A table displaying rows 30 through 34 of the sleepData data frame. Text at the bottom says that the data frame's shape is 5 by 11.

If you looked at the row for “Human” and thought, “Who actually gets eight hours of sleep?!” keep in mind that these numbers are averages.

Learning that slice() Indexes Start at 1, not 0

Krangl borrows the DataFrame‘s slice()method from the dplyr library.

Dplyr is a library for R, where the first index of a collection type is 1. This is known as one-based array indexing.

In Kotlin, and most other programming languages, the first index of a collection type is 0.

krangl makes it easy for R programmers to make the leap to doing Kotlin sdata science. One of the ways to meet this goal would be to make krangl’s version of slice() work exactly like dplyr’s, right down to using 1 as the index for the first row in the data frame.

It’s time to do a little exploring.

Exploring the Data

Look back at the code cell where you used head() to see the first 5 rows of sleepData:

A table displaying the first 5 rows of the sleepData data frame. Text at the bottom says that the data frame's shape is 5 by 11.

The first animal in the list is the cheetah. Try using DataFrame’s rows property and rows elementAt() method to retrieve the row whose index is 0:

sleepData.rows.elementAt(0)

You should see this result:

{name=Cheetah, genus=Acinonyx, vore=carni, order=Carnivora, conservation=lc, sleep_total=12.1, sleep_rem=null, sleep_cycle=null, awake=11.9, brainwt=null, bodywt=50.0}

This makes sense as rows is a Kotlin Iterable and elementAt() is a method of Iterable. It makes sense that sleepData.rows.elementAt(0) would return an object representing the first row of sleepData.

Now, try approximating the same thing with slice(). The result will be of a different type: sleepData.rows.elementAt() returns a DataFrameRow, while slice() returns a whole DataFrame.

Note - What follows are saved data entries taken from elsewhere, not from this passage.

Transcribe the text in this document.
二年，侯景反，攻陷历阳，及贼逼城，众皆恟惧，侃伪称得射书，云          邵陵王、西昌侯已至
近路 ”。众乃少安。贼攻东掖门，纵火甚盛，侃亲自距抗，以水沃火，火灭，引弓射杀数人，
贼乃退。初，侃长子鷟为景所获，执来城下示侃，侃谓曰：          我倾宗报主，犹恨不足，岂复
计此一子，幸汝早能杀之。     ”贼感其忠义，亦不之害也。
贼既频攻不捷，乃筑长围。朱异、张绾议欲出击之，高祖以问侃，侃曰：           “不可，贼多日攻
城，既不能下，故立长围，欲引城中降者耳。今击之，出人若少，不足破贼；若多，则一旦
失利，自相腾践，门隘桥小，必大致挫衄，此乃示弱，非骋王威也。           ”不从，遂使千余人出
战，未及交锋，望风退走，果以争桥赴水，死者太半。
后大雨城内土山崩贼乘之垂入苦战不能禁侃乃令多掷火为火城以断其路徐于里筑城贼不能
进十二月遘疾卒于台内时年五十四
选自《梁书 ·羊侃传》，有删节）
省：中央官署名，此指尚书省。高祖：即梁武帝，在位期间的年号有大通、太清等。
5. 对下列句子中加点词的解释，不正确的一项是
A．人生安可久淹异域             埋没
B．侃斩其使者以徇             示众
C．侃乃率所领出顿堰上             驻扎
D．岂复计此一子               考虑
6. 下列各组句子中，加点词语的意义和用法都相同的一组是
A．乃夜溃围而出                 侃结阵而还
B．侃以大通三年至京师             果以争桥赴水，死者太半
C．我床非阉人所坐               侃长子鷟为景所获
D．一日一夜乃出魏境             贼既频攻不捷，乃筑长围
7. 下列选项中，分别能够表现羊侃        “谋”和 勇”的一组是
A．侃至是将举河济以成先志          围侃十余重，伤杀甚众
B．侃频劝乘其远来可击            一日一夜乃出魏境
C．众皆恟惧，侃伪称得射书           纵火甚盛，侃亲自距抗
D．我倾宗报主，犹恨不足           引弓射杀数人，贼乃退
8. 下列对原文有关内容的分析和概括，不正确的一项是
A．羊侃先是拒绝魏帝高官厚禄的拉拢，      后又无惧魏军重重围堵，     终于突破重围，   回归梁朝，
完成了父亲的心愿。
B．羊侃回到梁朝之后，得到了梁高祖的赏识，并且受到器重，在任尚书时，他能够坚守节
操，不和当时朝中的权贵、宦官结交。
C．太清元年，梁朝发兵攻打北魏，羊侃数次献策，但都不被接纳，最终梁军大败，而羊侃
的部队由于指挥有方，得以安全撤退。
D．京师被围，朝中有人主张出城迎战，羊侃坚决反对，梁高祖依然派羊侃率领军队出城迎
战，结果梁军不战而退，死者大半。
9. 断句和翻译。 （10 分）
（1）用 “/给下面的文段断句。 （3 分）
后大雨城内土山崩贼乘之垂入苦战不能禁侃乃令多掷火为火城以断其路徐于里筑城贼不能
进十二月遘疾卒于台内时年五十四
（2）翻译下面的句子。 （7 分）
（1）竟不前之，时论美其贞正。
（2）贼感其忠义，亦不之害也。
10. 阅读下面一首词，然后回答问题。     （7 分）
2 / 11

Run the following in a new code cell:

sleepData.slice(0..0)

The result will be an empty data frame; 11 columns, but no rows:

A table displaying the sleepData data frame with no rows - just column headings. Text at the bottom says that the data frame's shape is 0 by 11.

Now, try something else. Run the following in a new code cell:

sleepData.slice(1..1)

This time, you get a data frame with a single row; note the dimensions:

A table displaying the sleepData data frame with 1 row. Text at the bottom says that the data frame's shape is 1 by 11.

Try one more thing; run the following in a new code cell:

sleepData.slice(1..2)

This results in a data frame with two rows:

A table displaying the sleepData data frame with 2 rows. Text at the bottom says that the data frame's shape is 2 by 11.

From these little bits of code, you can deduce that slice(a..b) returns a data frame that:

  1. Starts with and includes row a from the original data frame.
  2. Ends with and includes row b from the original data frame.
  3. Counts rows starting from 1 rather than starting from 0.